On Tue, 26 Aug 2025 at 11:50, Mark Rutland mark.rutland@arm.com wrote:
On Sat, Aug 23, 2025 at 04:55:44PM -0700, Sam Edwards wrote:
On Sat, Aug 23, 2025 at 3:25 PM Ard Biesheuvel ardb@kernel.org wrote:
Hi Sam,
On Fri, 22 Aug 2025 at 14:15, Sam Edwards cfsworks@gmail.com wrote:
In early boot, Linux creates identity virtual->physical address mappings so that it can enable the MMU before full memory management is ready. To ensure some available physical memory to back these structures, vmlinux.lds reserves some space (and defines marker symbols) in the middle of the kernel image. However, because they are defined outside of PROGBITS sections, they aren't pre-initialized -- at least as far as ELF is concerned.

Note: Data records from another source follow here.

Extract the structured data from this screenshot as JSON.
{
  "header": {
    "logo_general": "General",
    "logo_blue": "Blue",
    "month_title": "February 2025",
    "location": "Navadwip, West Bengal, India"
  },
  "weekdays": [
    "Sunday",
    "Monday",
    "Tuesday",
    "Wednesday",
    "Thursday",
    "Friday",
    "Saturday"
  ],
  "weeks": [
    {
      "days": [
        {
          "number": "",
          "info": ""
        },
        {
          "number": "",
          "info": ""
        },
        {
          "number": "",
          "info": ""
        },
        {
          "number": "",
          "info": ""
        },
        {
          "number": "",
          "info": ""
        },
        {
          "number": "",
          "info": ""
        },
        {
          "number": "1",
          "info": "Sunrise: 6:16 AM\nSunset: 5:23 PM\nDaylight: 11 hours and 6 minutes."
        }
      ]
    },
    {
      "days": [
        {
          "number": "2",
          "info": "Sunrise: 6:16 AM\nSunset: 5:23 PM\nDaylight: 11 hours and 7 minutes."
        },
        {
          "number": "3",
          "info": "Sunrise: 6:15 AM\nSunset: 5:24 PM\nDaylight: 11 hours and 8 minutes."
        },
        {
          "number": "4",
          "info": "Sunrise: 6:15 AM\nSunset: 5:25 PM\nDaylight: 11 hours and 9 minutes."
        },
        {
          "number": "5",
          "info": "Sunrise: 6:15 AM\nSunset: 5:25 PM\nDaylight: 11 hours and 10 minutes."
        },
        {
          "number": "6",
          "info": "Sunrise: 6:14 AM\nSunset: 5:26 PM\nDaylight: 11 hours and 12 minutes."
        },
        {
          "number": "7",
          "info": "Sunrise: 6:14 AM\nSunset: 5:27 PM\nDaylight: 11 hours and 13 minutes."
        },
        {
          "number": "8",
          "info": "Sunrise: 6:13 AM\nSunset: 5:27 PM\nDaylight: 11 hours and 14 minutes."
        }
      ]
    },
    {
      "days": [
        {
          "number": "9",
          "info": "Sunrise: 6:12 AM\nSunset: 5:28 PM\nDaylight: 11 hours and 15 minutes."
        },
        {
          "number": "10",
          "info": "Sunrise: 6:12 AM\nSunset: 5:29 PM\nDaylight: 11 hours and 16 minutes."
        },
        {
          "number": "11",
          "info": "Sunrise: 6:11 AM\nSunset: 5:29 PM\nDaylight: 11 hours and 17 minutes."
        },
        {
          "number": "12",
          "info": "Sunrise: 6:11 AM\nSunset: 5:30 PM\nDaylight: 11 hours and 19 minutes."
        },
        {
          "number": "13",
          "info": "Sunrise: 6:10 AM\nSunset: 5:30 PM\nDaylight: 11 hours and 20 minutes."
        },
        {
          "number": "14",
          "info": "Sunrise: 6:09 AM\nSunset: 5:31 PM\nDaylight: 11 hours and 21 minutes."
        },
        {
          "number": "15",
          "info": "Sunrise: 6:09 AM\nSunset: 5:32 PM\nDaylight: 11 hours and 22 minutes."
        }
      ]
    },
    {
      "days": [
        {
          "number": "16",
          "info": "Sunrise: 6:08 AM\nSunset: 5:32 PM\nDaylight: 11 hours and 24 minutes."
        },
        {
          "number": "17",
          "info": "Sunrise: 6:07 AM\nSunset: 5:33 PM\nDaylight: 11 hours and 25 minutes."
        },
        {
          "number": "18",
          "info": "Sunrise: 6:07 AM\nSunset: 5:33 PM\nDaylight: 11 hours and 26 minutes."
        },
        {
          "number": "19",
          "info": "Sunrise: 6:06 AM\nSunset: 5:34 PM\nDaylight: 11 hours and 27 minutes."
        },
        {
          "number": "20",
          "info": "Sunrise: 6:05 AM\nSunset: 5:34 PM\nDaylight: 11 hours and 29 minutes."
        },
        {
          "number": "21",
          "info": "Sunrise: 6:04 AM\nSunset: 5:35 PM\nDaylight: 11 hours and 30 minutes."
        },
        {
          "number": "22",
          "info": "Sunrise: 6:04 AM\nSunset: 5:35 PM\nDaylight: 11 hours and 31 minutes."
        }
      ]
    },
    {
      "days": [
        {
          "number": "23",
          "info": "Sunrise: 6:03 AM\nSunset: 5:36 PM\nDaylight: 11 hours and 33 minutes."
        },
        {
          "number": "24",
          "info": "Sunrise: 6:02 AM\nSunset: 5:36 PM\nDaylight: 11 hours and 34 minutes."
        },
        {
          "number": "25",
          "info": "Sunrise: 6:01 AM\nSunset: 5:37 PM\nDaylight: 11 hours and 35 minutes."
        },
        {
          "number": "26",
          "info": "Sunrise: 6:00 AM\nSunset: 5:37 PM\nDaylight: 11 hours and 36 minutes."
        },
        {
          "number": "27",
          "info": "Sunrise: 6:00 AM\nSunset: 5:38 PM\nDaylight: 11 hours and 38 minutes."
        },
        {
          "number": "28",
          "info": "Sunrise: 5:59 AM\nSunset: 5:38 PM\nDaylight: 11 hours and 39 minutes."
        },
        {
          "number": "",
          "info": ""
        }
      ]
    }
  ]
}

In the typical case, this isn't actually a problem: the boot image is prepared with objcopy, which zero-fills the gaps, so these structures are incidentally zero-initialized (an all-zeroes entry is considered absent, so zero-initialization is appropriate).
However, that is just a happy accident: the `vmlinux` ELF output authoritatively represents the state of memory at entry. If the ELF says a region of memory isn't initialized, we must treat it as uninitialized. Indeed, certain bootloaders (e.g. Broadcom CFE) ingest the ELF directly -- sidestepping the objcopy-produced image entirely -- and therefore do not initialize the gaps. This results in the early boot code crashing when it attempts to create identity mappings.
Therefore, add boot-time zero-initialization for the following:
- __pi_init_idmap_pg_dir..__pi_init_idmap_pg_end
- idmap_pg_dir
- reserved_pg_dir
I don't think this is the right approach.
If the ELF representation is inaccurate, it should be fixed, and this should be achievable without impacting the binary image at all.
Hi Ard,
I don't believe I can declare the ELF output "inaccurate" per se, since it's the linker's final determination about the state of memory at kernel entry -- including which regions are not the loader's responsibility to initialize (and should therefore be initialized at runtime, e.g. .bss). But, I think I understand your meaning: you would prefer consistent load-time zero-initialization over run-time. I'm open to that approach if that's the consensus here, but it will make `vmlinux` dozens of KBs larger (even though it keeps `Image` the same size).
Our intent was that these are zeroed at build time in the Image. If the vmlinux isn't consistent with that, that's a problem with the way we generate the vmlinux, and hence "the ELF representation is inaccurate".
I agree with Ard that it's better to bring the vmlinux into line with that (if we need to handlr this at all), even if that means making the vmlinux a few KB bigger.
Indeed. And actually, it should still be the ELF loader's job to zero-initialize NOBITS sections, so ideally, we'd make these NOBITS rather than PROGBITS, and the bloat issue should go away.
If the ELF loader in question relies on the executable's startup code to clear NOBITS sections, it needs to be fixed in any case. Clearing BSS like we do at startup time is really only appropriate for bare-metal images such as arm64's Image, but a platform that elects to use an ELF loader instead (even though that is not a supported bootable format for arm64 Linux) should at least adhere to the ELF spec.